I grew up in New Jersey and became fascinated by weather, most likely at the age of three. The memories are broken up and fuzzy now, but they’re firmly in my mind. In 1985, Hurricane Gloria came barreling up the Eastern Seaboard, forcing my family to evacuate my grandmother from her home in Atlantic City. My dad taped up windows around our house about four miles inland from the shore. I remember going to the coast after dark as the storm pulled away to (perhaps my parents would now admit, unwisely) “assess damage” to the beach. Gloria’s impacts on the Jersey Shore were modest. My grandmother’s house was unscathed, and life got back to normal in short order. Somewhere along the line Gloria ignited a passion for meteorology. It started with a hurricane in New Jersey, and as I sit here 32 years later, I openly wonder if a rain-laden hurricane in Texas is what extinguishes it.

Boardwalk damage in Ocean City, New Jersey from Hurricane Gloria. (Wikipedia)

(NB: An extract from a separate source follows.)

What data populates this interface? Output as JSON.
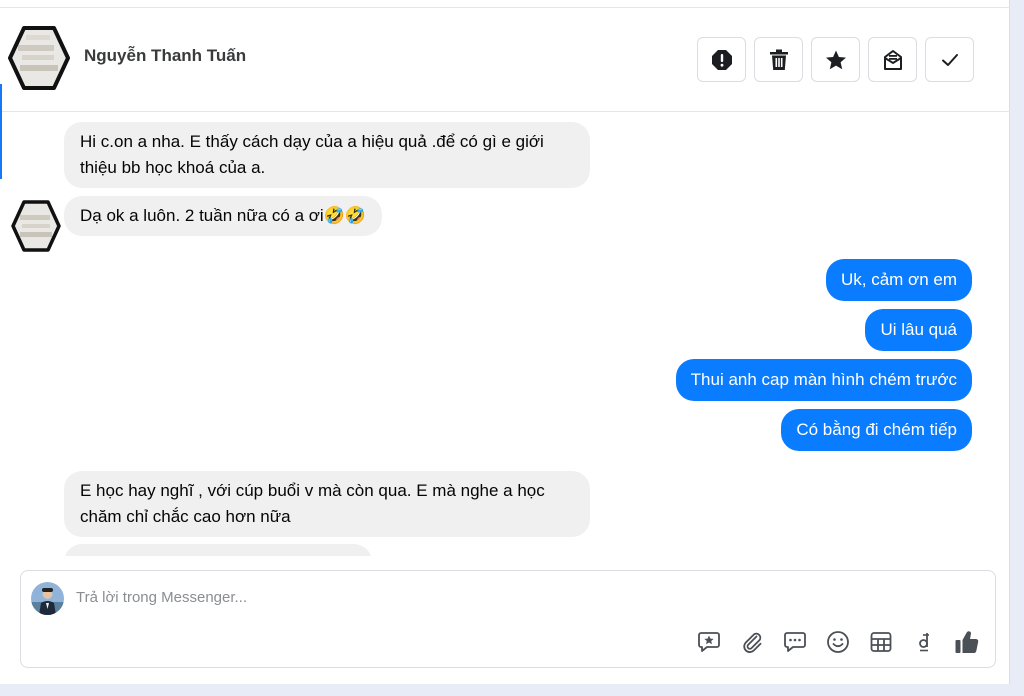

I’ve dealt with a few stressful forecasts in my career. There have been blizzards when I worked in Upstate New York. Hurricane Irene in 2011 had me considering telling my parents to evacuate the same home we shored up for Gloria. In 2012 came Sandy. I had many friends and family members back in Jersey and New York directly impacted by that storm. The lead-up to that storm was one of the most stressful I’ve dealt with, though now a fading second to Harvey. At the time I worked as a meteorologist for the energy trading arm of Deutsche Bank here in Houston. My boss was on a required two week leave, and the onus fell on me to prepare our New York City office for Sandy’s impacts. I remember conference calls, and giving a worst-case scenario forecast I didn’t really even grasp. Sandy was the storm that, as a passionate weather geek, I drew on a map as a kid that wasn’t ever supposed to happen. It was difficult to see the Jersey Shore, my homeland, so ravaged. But my life had brought me to Houston by then, so there was a buffer there to reduce the storm’s emotional impact. But it remained difficult to watch.

Life had indeed brought me and my wife to Houston. We moved here in 2012 after stops in Jacksonville, Southern California, and Upstate New York. Maybe it’s because I somehow grew up deep in Philadelphia Eagles territory as a Warren Moon and Houston Oilers fan (not kidding here at all, I have the 1990s-era Starter jacket to prove it), but I have always had an affinity for Houston. I had no family here, and the first time I visited was on a job interview in 2008. As a broadcast meteorologist in Upstate New York, I had decided that the route I wanted to steer my career toward involved the energy industry. After discussing it over a long period of time with my wife (then fiancée), we decided that Houston would be our goal. It took a few more years, but we arrived in 2012, a year or so after my wife’s brother moved here. My wife’s parents wouldn’t be far behind. Houston didn’t become a home. It became our home.